Hope not too much of a spoiler as this is something not so common.

Really enjoyed this box and also thanks @nomad17 for the hint. :slight_smile:

Definitely the most specific hint on this thread. Thx.

So have you rooted it, or just got the root.txt?

I’ve got the flag but I’d like to actually root it.

can someone tell me how to login to ssh
it just gave me
Load key “key”: invalid format
and
Permission denied (publickey).

I think it was Lincoln who said that if he had to chop down a tree in 8 hours he would spend the first six sharpening his axe. I should have listened. I finally got user when I went back and did proper reconnaissance after learning what the main vulnerability was. Thanks to all those who gave me hints.

What am I missing? Only have N*, and a box that I can’t see any way out of. i see the pub key for another user, but obviously that isn’t good enough for much.

Very nice machine. Once in, it was a little struggle to get further. After the right command it was just looking for the right tool.

Learned a lot.

Hack The Box

Rooted, what a ride… PM if you need some hints. Learned so much from this box

Got root.txt after lots of hours. The privesc part was something new for me, what a hard learning class. As others, I love and hate this box at the same time, thanks to the makers.

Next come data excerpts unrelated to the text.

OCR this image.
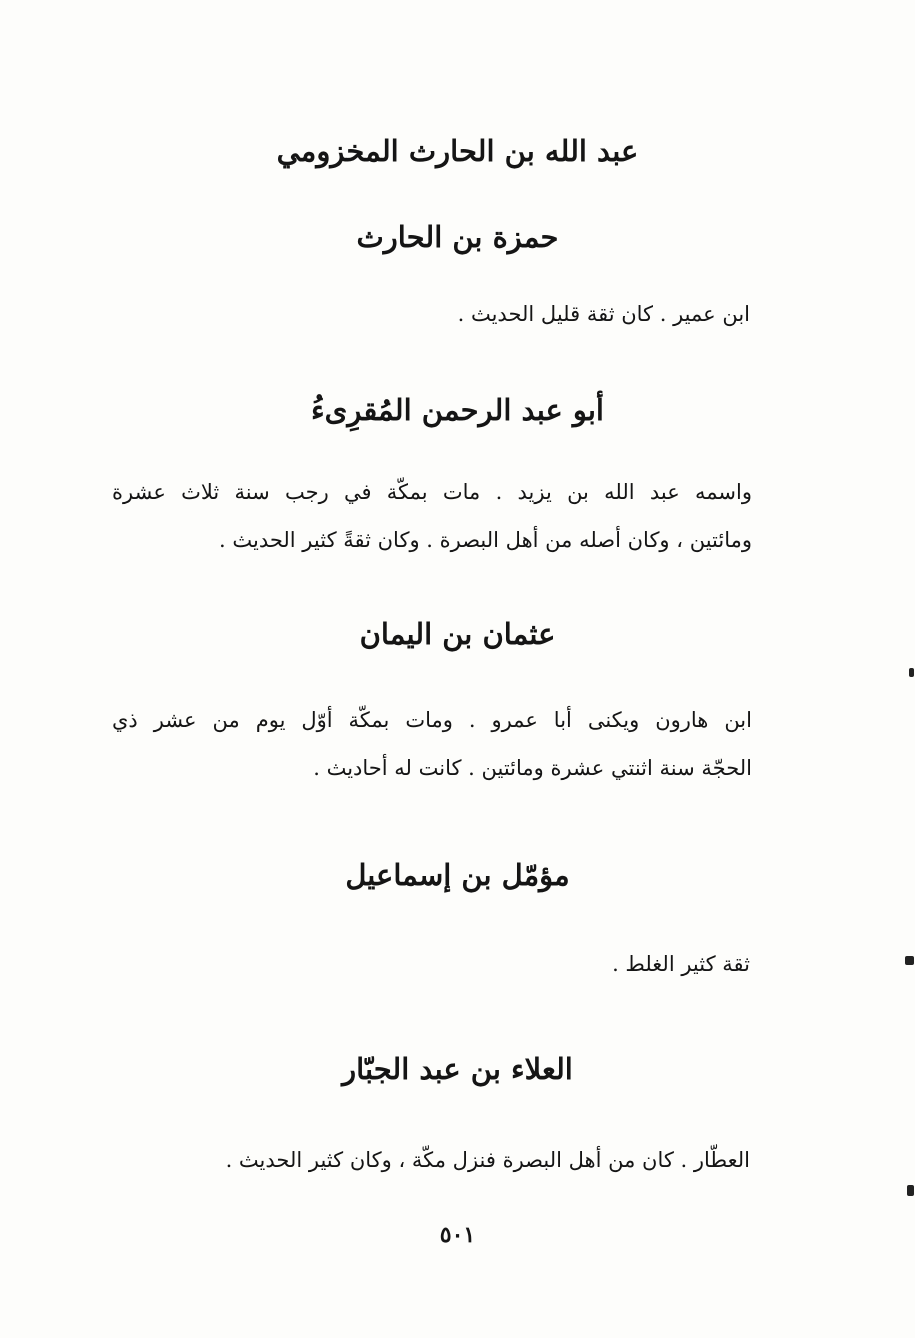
عبد الله بن الحارث المخزومي
حمزة بن الحارث
ابن عمير . كان ثقة قليل الحديث .
أبو عبد الرحمن المُقرِىءُ
واسمه عبد الله بن يزيد . مات بمكّة في رجب سنة ثلاث عشرة
ومائتين ، وكان أصله من أهل البصرة . وكان ثقةً كثير الحديث .
عثمان بن اليمان
ابن هارون ويكنى أبا عمرو . ومات بمكّة أوّل يوم من عشر ذي
الحجّة سنة اثنتي عشرة ومائتين . كانت له أحاديث .
مؤمّل بن إسماعيل
ثقة كثير الغلط .
العلاء بن عبد الجبّار
العطّار . كان من أهل البصرة فنزل مكّة ، وكان كثير الحديث .
٥٠١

Tip for the privesc: Don’t expect to find the exact solution in exploiting_capabilities_the_dark_side.pdf. Take it only as an introduction to capabilities. The solution is easier than that, think and search a bit on the box.

So has anyone actually got root (not just accessed the root.txt file)? If so, can you PM me to point to how you did it?

Got root ! It push at the limit of your capabilities !
BUT i’ve learned a lot of excellent things !

Got root.txt rolf, what a nice box on the privesc, pushing me to learn new things, I’ve never seen it before :+1:

Anyone who want some help, just ask!

Cheers!

I’ve just figured out that some days ago an specific enumeration tool was updated with new capabilities. Update your enumeration tools before use them for the privesc part :wink:

I think I’m jailed… I want to break free :), but no idea how to do it. Usual rshell bypass techniques didn’t work. Could someone please lend me a hand?. PM please.